S’attaquer à la fracture numérique pour l’essor de notre économie

Publié le 3 août 2017, par Dorval, Yves-Thomas

L’utilisation du numérique est désormais incontournable pour une économie qui veut performer, croitre et innover au XXI siècle. Mais cette quatrième révolution industrielle, qui structure et assoit le développement futur de nos entreprises et de nos institutions, nécessite que l’on adapte adéquatement les compétences des travailleurs d’aujourd’hui et de demain.

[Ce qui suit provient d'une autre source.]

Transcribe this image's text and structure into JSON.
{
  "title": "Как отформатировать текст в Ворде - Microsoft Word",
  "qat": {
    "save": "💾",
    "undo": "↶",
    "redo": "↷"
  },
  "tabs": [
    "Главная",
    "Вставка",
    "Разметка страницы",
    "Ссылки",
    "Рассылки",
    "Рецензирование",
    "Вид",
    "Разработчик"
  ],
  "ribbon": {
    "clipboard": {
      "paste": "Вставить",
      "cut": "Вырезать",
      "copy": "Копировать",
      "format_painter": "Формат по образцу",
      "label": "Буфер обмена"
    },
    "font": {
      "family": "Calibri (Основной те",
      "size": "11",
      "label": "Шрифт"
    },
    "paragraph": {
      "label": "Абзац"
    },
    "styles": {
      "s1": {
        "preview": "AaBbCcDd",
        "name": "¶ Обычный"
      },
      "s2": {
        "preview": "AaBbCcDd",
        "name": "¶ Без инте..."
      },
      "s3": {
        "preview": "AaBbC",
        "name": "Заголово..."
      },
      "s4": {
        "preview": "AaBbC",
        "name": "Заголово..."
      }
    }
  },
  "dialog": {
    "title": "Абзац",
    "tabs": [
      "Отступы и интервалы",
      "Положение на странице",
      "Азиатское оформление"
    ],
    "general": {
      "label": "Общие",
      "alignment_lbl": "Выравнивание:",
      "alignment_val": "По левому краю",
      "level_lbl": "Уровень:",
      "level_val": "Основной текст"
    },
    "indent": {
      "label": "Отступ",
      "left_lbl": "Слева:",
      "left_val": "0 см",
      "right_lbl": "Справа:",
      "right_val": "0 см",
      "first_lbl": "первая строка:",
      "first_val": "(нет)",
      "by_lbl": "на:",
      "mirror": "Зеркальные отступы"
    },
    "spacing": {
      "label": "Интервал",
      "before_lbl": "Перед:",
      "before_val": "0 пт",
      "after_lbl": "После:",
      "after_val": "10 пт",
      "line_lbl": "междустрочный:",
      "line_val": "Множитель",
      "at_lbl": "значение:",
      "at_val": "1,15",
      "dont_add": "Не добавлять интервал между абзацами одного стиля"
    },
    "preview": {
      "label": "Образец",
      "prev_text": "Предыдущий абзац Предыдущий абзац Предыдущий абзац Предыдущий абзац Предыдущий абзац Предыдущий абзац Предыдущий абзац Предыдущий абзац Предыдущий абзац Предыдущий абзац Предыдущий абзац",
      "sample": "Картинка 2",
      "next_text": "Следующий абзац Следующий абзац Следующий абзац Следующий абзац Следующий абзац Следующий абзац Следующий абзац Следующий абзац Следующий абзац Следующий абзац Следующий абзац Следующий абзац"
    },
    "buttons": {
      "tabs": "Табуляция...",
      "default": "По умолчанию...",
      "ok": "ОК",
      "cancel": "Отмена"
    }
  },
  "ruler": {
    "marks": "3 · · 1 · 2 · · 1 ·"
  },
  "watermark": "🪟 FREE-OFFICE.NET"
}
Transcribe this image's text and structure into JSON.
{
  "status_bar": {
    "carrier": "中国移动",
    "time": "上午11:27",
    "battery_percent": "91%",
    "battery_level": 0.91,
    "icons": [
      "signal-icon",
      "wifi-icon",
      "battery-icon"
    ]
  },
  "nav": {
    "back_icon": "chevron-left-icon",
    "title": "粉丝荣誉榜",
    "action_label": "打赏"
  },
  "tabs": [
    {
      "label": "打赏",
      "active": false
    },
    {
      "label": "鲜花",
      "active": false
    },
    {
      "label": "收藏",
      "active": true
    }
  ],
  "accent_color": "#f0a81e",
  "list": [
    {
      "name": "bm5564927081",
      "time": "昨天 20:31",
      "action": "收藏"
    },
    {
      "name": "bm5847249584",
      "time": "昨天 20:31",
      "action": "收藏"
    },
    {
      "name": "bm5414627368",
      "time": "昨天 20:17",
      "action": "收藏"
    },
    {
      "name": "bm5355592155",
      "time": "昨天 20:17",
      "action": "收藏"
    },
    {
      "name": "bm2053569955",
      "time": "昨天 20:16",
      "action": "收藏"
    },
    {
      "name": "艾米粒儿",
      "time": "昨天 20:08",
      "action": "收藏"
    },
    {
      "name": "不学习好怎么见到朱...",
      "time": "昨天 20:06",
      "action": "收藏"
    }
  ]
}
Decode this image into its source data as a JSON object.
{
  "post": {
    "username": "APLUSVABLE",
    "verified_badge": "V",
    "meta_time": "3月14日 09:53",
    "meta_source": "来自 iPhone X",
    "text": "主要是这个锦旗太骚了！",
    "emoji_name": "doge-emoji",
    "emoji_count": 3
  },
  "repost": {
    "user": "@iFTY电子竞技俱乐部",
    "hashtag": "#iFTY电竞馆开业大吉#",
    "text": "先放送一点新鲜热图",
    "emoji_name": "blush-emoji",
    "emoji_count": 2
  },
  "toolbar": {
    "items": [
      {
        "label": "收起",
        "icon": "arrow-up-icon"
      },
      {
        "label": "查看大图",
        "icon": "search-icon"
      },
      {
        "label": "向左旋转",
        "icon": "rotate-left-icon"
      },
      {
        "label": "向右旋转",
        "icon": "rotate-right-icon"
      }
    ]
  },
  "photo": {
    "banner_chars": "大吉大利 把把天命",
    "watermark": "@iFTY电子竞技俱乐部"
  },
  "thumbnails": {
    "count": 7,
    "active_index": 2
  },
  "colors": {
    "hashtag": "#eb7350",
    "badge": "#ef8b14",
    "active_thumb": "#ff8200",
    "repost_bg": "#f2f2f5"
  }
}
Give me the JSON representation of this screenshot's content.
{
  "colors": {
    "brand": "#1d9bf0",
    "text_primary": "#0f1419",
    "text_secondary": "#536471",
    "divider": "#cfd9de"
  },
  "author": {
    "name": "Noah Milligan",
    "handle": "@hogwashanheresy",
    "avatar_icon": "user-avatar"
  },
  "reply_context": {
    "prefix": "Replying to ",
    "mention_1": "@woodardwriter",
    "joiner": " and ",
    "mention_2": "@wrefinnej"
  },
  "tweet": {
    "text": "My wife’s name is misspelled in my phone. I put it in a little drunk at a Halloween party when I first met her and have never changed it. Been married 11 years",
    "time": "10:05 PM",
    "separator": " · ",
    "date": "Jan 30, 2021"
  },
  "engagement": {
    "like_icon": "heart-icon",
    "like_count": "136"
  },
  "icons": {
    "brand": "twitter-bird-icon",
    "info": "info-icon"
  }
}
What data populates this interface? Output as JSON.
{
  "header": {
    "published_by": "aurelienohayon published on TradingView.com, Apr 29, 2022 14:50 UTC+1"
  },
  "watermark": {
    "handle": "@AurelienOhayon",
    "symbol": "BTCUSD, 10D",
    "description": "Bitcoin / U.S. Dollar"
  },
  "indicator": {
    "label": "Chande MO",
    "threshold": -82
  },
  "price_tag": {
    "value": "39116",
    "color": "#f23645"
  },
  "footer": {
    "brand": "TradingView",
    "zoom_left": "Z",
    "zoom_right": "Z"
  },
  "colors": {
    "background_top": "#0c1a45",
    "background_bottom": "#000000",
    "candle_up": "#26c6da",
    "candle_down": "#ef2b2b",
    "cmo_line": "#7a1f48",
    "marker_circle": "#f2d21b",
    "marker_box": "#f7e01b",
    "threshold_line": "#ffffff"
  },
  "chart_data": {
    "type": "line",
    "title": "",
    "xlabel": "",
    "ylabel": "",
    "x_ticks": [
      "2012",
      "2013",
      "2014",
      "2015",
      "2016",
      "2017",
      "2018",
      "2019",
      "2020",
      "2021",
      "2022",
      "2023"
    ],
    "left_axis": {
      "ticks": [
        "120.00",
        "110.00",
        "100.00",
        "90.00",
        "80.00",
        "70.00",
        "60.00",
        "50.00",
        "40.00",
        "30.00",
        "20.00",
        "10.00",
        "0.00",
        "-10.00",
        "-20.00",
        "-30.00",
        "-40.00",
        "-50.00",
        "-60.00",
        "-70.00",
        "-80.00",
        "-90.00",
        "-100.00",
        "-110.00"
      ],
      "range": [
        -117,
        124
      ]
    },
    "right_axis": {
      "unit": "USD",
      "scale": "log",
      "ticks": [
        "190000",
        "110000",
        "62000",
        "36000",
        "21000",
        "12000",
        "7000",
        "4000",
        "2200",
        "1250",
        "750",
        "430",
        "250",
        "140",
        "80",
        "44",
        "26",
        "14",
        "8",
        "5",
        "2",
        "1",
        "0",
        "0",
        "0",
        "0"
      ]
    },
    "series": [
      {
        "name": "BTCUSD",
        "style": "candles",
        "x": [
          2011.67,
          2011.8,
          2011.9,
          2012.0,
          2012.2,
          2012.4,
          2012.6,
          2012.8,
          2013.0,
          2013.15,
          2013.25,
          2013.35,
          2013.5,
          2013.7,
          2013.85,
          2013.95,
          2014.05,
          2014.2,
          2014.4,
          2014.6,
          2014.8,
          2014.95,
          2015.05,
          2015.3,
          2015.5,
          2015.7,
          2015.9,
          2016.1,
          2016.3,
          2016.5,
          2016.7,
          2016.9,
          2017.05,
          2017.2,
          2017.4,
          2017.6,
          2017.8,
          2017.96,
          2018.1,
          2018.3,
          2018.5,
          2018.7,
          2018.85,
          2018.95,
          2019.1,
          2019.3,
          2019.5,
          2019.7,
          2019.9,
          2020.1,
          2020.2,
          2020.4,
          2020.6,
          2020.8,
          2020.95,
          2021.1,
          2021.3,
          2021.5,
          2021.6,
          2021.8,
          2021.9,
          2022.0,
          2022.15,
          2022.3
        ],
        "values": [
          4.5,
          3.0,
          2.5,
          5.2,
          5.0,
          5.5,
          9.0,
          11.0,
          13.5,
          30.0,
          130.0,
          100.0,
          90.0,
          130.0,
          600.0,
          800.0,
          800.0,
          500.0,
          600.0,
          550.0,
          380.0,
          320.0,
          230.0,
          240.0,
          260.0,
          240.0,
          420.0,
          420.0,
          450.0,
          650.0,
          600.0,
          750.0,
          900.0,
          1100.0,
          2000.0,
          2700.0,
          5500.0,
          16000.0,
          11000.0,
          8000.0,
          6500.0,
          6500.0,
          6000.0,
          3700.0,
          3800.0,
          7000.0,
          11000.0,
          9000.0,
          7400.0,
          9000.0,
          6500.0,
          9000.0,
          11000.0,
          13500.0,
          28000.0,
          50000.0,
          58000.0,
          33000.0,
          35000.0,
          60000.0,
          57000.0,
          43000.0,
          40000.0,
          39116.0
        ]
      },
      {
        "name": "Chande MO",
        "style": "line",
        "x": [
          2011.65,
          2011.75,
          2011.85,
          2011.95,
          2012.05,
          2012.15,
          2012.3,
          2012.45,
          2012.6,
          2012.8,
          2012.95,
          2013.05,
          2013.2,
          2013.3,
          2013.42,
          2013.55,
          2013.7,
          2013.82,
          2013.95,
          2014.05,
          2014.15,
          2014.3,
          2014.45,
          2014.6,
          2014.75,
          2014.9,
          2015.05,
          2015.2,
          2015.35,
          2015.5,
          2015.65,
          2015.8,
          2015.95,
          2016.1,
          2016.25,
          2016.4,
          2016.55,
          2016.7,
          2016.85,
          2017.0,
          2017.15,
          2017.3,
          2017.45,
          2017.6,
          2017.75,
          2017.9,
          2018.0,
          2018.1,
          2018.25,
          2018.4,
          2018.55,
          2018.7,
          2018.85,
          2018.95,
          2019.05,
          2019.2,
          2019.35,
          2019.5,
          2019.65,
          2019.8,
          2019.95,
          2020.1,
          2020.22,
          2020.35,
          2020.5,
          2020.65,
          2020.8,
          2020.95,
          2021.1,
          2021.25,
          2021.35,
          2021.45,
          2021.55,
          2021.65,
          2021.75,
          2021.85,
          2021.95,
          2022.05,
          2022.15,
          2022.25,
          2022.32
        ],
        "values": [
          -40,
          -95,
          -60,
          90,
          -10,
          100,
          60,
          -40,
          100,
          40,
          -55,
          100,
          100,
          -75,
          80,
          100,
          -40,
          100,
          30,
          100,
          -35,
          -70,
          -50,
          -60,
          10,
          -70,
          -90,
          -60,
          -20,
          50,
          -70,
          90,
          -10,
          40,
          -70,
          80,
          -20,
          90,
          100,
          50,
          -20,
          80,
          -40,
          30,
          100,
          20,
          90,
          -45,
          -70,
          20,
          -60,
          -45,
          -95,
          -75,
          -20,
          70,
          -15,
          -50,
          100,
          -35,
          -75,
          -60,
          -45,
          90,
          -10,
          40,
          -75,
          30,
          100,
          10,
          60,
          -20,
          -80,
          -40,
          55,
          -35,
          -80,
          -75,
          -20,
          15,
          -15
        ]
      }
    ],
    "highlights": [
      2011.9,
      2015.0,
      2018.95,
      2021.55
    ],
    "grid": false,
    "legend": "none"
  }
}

L’âge du numérique, où tout se fait de plus en plus du bout des doigts, combine en fait la connectivité par Internet aux outils d’automatisation offerts par les technologies de l’information. Et tous les secteurs sont concernés, du manufacturier au commerce en ligne, en passant par les connaissances de base des logiciels, qui n’est pas équivalente pour tout le monde.

Mais ce ne sont pas que les professionnels des technologies de l’information qui doivent appuyer le virage vers la nouvelle économie : c’est la population active dans son ensemble qui subit de plus en plus les conséquences de l'évolution rapide de la technologie numérique. Une fracture numérique a d’ailleurs été observée pour les Québécois ayant un niveau de scolarité plus bas et pour ceux de 55 ans et plus, mais aussi particulièrement pour les régions.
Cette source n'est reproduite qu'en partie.